Seit April bin ich, egal was ich tue oder denke, extrem langsam in meinen Reaktionen – wie ein normaler Computer, der plötzlich zu viele Programme am Laufen hat: Man kann die Maus bewegen, aber klickt man auf etwas, reagiert nichts, nicht mal ein Rechtsklick. Außerdem haben mir einige Dinge im Leben das schlechteste Los zugespielt; alles geht schief. Im Vergleich zu anderen ist es nichts Besonderes, aber mein eigenes Gefühl ist besonders unangenehm. Wir stecken alle im selben Trog und fressen Schweinefutter; ein eigenwilliges Schwein versteht plötzlich nicht mehr, warum es jeden Tag in diesem Trog herumwühlen muss, und will aus dem Stall fliegen, um nachzusehen – nur hat es leider keine Flügel. Sobald dieser seltene Gedankenblitz erlischt, wird es noch niedergeschlagener.

Ich begann, mich mit meinen Schlafproblemen zu beschäftigen. Der Hauptgrund dafür, dass ich einen halben Takt langsamer bin, ist, dass mein Schlaf wie durch das Üben des Sonnenblumenhandbuchs kastriert wurde – viel Zeit verschwendet.

Seit etwa der zweiten Klasse der Mittelschule ist mein Schlaf nicht mehr so tief wie früher. Ich fange an, über die Welt um mich herum zu grübeln – zum Beispiel, wie die Häuser um mich herum aussehen sollten, wohin die Autobahn am Schultor führen sollte, und so weiter. Wahrscheinlich habe ich noch nicht über Themen nachgedacht, die mit “Frauen, Frauen…” zu tun haben. Diese schweifenden Gedanken lassen mich oft bis nach Mitternacht im Bett hin und her wälzen. Manche in ähnlichen Situationen haben sogar deswegen geweint. Ich nicht, aber es muss sehr schmerzhaft sein. Einmal ging ich sogar in eine kleine Klinik und sagte dem Arzt, ich könne nachts nicht schlafen – er verschrieb mir tatsächlich keine Schlaftabletten. Heute bin ich natürlich froh, dass mir der Arzt damals keine Schlaftabletten gegeben hat; sonst bräuchte ich jetzt vielleicht Medikamente, um den Schlaf aufrechtzuerhalten, oder ich hätte schon eine ganze Flasche Schlaftabletten geschluckt wegen etwas, das ich nicht verstehen konnte. Natürlich würdest du, lieber Leser, diese wirren, wertlosen Dinge nicht sehen, die ich in einer Mischung aus Hektik, Langeweile und Leidenschaft in einer Bürosoftware niederschreibe.

Vielleicht bin ich bereits erschöpft, aber ich habe nie gelernt, früh ins Bett zu gehen.

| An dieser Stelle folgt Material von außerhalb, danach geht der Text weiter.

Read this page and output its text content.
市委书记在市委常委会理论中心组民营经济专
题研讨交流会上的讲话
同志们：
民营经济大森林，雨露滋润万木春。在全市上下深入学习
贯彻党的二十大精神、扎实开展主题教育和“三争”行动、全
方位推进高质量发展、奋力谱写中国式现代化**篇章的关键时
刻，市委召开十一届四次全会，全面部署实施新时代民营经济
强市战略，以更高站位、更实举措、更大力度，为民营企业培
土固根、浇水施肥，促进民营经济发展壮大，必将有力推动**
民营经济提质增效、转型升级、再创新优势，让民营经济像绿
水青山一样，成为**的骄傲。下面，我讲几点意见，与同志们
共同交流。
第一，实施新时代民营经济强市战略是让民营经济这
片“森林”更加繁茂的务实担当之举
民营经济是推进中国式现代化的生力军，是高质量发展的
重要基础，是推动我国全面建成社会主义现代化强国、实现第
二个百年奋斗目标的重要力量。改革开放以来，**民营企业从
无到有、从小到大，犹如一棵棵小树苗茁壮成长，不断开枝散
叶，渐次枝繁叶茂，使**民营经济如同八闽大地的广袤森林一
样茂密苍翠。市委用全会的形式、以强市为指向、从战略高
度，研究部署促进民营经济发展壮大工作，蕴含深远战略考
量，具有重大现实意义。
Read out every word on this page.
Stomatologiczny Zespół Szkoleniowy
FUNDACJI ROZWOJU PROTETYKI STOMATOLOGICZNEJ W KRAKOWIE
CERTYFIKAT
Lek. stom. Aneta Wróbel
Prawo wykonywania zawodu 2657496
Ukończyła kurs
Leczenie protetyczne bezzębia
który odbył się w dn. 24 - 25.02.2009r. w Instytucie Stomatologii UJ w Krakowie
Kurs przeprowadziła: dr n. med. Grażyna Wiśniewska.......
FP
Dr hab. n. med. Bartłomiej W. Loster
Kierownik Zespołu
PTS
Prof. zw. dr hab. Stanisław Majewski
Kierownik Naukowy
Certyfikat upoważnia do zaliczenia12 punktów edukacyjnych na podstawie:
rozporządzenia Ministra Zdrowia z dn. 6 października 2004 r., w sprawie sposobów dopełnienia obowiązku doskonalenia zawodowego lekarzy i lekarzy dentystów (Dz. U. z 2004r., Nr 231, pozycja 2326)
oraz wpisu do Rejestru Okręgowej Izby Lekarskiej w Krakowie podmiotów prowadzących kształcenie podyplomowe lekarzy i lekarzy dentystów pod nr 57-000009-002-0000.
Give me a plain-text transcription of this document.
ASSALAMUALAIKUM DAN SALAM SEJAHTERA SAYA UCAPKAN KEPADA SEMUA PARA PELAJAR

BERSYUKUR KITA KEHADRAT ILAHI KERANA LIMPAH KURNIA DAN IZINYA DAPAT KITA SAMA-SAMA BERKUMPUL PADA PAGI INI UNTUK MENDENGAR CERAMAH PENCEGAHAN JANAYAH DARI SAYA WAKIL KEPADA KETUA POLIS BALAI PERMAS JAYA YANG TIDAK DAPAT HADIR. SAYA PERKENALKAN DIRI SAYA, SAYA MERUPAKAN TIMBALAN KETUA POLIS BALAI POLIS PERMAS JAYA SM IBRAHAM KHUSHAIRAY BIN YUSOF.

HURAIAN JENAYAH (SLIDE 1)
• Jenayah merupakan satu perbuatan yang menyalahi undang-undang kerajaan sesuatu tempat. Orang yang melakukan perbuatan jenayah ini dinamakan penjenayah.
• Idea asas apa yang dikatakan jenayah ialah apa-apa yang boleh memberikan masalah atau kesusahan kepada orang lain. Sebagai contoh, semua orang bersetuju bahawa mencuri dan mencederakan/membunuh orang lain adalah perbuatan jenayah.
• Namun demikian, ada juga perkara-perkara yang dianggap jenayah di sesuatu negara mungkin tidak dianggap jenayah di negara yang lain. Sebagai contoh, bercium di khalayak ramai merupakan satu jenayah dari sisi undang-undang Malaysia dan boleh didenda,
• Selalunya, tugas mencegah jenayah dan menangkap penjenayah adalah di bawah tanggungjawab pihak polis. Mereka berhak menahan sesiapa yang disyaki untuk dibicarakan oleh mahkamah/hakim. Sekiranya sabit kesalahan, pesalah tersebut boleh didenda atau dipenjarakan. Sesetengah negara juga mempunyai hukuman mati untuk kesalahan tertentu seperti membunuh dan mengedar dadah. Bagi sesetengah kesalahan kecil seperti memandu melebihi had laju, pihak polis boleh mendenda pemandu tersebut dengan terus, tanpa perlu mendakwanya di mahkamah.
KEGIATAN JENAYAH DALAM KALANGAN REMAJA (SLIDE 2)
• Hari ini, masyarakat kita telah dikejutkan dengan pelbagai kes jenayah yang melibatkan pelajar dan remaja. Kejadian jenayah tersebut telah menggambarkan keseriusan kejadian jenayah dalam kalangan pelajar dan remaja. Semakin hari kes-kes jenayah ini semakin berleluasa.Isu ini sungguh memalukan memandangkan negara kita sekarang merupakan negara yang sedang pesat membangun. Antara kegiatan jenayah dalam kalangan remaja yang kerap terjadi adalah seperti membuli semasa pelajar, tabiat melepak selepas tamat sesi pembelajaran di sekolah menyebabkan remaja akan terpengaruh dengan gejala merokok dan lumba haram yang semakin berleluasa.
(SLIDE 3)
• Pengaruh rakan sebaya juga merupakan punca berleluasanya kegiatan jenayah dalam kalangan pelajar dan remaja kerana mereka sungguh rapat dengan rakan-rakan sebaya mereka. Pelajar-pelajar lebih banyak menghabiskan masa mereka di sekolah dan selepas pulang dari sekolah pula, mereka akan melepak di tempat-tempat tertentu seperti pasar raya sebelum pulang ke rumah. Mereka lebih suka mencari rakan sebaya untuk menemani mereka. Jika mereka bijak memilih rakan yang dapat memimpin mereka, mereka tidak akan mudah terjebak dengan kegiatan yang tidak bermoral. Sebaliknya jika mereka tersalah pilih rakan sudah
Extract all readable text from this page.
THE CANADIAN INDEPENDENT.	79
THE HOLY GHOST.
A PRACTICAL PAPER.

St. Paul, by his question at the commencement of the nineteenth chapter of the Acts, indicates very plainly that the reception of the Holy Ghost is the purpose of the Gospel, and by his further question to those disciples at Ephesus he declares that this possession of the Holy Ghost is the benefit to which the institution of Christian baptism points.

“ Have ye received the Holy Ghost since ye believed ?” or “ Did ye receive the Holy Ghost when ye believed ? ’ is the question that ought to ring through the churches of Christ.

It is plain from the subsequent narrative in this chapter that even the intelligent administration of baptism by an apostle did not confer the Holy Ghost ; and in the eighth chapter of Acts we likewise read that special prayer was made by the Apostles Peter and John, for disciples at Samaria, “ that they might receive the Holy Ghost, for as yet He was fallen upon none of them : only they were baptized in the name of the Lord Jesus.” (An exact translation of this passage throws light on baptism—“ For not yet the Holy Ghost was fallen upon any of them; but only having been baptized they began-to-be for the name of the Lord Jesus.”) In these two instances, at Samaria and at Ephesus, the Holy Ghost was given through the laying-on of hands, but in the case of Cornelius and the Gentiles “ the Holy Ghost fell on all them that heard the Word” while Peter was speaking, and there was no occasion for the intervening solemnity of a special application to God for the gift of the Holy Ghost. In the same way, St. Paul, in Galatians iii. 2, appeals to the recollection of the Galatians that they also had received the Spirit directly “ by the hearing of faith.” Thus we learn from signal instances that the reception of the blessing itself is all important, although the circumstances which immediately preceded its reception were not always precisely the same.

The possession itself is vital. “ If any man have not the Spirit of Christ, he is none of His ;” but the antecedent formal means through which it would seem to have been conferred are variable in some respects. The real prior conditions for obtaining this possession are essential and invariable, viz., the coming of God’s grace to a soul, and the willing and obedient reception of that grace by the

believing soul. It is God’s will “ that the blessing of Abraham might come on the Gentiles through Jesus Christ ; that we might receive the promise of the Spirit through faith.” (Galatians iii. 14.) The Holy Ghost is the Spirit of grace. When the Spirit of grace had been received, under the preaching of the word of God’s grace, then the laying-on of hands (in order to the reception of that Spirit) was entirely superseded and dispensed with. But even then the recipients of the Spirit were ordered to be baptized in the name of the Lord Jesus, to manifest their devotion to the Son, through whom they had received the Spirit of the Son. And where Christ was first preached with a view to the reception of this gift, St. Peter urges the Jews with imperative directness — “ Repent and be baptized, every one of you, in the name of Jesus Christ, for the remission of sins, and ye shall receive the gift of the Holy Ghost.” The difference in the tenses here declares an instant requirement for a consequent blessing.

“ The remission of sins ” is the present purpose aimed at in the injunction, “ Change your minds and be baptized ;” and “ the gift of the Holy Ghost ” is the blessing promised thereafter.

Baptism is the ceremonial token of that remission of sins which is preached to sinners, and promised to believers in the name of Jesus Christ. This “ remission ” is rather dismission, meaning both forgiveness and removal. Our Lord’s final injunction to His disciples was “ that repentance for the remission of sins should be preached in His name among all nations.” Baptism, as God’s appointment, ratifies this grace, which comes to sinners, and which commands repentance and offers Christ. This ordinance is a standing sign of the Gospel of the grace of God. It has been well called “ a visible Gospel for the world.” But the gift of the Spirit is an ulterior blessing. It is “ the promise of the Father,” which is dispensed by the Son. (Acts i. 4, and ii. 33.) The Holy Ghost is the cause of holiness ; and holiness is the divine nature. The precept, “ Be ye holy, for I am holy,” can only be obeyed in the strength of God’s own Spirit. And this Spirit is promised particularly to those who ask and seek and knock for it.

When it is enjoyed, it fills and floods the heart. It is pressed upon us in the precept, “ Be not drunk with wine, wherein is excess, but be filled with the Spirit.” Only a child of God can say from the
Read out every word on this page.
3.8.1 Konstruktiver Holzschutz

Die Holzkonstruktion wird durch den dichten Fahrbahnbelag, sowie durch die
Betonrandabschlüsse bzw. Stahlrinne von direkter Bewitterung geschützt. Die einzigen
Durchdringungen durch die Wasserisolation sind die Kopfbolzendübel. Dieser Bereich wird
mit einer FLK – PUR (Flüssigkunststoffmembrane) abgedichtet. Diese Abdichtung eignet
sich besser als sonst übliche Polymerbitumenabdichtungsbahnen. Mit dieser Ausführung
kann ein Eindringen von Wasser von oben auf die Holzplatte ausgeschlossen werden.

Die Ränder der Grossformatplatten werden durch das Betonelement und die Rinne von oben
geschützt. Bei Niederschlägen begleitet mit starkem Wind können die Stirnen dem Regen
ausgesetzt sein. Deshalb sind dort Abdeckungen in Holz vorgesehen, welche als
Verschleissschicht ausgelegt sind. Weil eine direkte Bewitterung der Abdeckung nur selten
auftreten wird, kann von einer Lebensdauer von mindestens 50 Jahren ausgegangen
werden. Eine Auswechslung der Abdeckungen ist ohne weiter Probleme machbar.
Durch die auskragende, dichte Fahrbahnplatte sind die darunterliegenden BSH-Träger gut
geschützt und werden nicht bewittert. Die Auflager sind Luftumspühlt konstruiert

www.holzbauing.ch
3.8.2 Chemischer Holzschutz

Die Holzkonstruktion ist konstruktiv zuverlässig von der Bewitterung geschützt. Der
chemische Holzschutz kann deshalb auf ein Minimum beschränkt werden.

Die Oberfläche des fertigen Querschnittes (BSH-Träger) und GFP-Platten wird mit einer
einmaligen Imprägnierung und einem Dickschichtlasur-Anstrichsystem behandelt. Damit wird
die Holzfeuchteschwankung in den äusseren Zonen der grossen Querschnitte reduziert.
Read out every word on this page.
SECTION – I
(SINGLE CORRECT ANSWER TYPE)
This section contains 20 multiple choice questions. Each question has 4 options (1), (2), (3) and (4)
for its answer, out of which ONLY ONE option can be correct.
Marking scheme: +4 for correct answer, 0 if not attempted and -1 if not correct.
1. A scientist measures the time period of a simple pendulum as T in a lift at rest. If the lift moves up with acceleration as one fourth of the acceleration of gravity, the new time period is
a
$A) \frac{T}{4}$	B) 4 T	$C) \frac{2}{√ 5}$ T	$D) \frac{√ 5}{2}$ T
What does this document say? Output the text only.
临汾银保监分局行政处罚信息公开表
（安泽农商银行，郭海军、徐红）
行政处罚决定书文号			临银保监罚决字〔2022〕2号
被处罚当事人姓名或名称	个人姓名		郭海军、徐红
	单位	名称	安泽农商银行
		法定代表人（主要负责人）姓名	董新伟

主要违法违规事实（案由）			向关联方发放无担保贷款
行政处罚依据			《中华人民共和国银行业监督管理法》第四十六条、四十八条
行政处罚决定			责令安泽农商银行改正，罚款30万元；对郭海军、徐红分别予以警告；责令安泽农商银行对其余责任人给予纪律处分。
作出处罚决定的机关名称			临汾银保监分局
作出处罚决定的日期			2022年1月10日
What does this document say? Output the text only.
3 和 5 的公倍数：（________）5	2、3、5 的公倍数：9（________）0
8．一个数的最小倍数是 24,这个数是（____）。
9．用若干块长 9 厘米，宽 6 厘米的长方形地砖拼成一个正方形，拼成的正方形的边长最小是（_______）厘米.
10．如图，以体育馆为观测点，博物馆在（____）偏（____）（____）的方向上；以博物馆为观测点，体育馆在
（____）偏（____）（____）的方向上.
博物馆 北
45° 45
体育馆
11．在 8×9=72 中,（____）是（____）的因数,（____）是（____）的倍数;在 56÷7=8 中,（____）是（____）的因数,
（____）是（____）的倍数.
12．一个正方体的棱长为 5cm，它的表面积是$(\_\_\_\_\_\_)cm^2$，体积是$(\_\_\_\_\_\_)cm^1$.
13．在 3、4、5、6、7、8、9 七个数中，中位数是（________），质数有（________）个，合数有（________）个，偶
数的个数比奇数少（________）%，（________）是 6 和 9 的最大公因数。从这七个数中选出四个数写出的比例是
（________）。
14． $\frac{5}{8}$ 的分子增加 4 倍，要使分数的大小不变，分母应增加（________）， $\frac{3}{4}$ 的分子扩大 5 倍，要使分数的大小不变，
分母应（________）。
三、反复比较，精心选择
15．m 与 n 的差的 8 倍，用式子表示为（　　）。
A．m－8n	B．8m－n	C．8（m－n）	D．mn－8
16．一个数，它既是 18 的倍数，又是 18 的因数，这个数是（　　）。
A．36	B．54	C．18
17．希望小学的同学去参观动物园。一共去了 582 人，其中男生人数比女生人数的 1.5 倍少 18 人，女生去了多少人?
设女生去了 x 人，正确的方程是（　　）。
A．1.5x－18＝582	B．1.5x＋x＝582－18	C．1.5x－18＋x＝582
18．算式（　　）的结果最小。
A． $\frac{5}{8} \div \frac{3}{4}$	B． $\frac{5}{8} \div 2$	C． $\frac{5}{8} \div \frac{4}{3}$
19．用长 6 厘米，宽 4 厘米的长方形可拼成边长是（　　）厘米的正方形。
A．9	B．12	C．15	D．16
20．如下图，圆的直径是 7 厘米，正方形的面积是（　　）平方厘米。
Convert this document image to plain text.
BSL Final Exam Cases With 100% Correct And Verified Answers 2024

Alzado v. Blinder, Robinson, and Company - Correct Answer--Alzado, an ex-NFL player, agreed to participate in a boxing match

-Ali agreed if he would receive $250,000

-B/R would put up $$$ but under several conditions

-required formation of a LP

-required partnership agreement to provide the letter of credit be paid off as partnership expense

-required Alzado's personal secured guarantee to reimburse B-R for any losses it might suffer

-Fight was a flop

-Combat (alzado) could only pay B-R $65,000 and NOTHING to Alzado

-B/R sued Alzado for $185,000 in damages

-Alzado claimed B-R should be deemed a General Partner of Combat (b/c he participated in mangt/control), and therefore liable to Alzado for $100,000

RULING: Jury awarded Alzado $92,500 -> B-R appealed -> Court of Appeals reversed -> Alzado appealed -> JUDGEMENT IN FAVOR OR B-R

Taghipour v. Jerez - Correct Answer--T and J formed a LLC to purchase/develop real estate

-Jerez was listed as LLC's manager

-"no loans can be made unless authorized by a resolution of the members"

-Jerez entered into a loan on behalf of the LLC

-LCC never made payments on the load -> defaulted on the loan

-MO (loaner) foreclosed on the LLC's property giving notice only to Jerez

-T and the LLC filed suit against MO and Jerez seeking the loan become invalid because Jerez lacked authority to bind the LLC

Egal wie müde ich tagsüber bin, wie sehr meine Augenlider kämpfen – ich will einfach nicht zu früh schlafen. Vor Mitternacht bin ich meist online; wenn nicht online, spiele ich auf dem Handy herum. In dieser Zeit vor dem Schlafengehen habe ich meiner “Romane lesen”-Liste viel Inhalt hinzugefügt. Wenn ein Roman spannend ist, schlafe ich oft erst um ein oder zwei Uhr morgens langsam ein. Wenn es keinen Roman zu lesen gibt, höre ich Musik. Auf meinem Handy ist allerlei Musik – Chinesisch, Englisch, Pop, Klassik, Modern, Nostalgisch… Vor dem Schlaf etwas Musik zu hören, ist eine sehr angenehme Sache. Neulich las ich Han Hans 1988, und er sagte, als er jung war, mochte er schnelle Lieder, später mochte er langsame, weil er hören wollte, was gesungen wird. Mir erging es ähnlich. Im ersten und zweiten Studienjahr war Eminem, Green Day, Manson zu hören meine verrückteste Zeit – ich musste vor dem Schlaf auch einen Track hören. Ab dem dritten Jahr änderten sich die Lieder, die ich hörte, allmählich. Auf meinem Handy begann ich, einige traurige, helle, sanfte Lieder zu sammeln, weil ich wissen wollte, was sie singen. So waren auf der Speicherkarte Lieder von Chen Qizhen, Mayday, Liang Jingru, Stefanie Sun, Cao Fang. Am traurigsten ist es, Liang Jingru in der tiefen Nacht zu hören, also habe ich ihre Lieder bewusst reduziert – gelegentliches Hören reicht. Dann übertrug ich klassische Musik, die ich aus FLAC transcodiert hatte, auf mein Handy – Bach, Mozart, Vivaldi, Johann Strauss II, etc. Sie sind weder unruhig noch traurig, machen mich entspannt und helfen mir am schnellsten beim Einschlafen.

Forschungseinrichtungen sagen, dass Menschen, die weniger schlafen, einen höheren IQ haben, und Menschen, die mehr schlafen, länger leben. Höherer IQ oder längeres Leben wählen? Das ist die Frage. Was will ich? Ich will nichts, ich will nur nicht zu früh schlafen.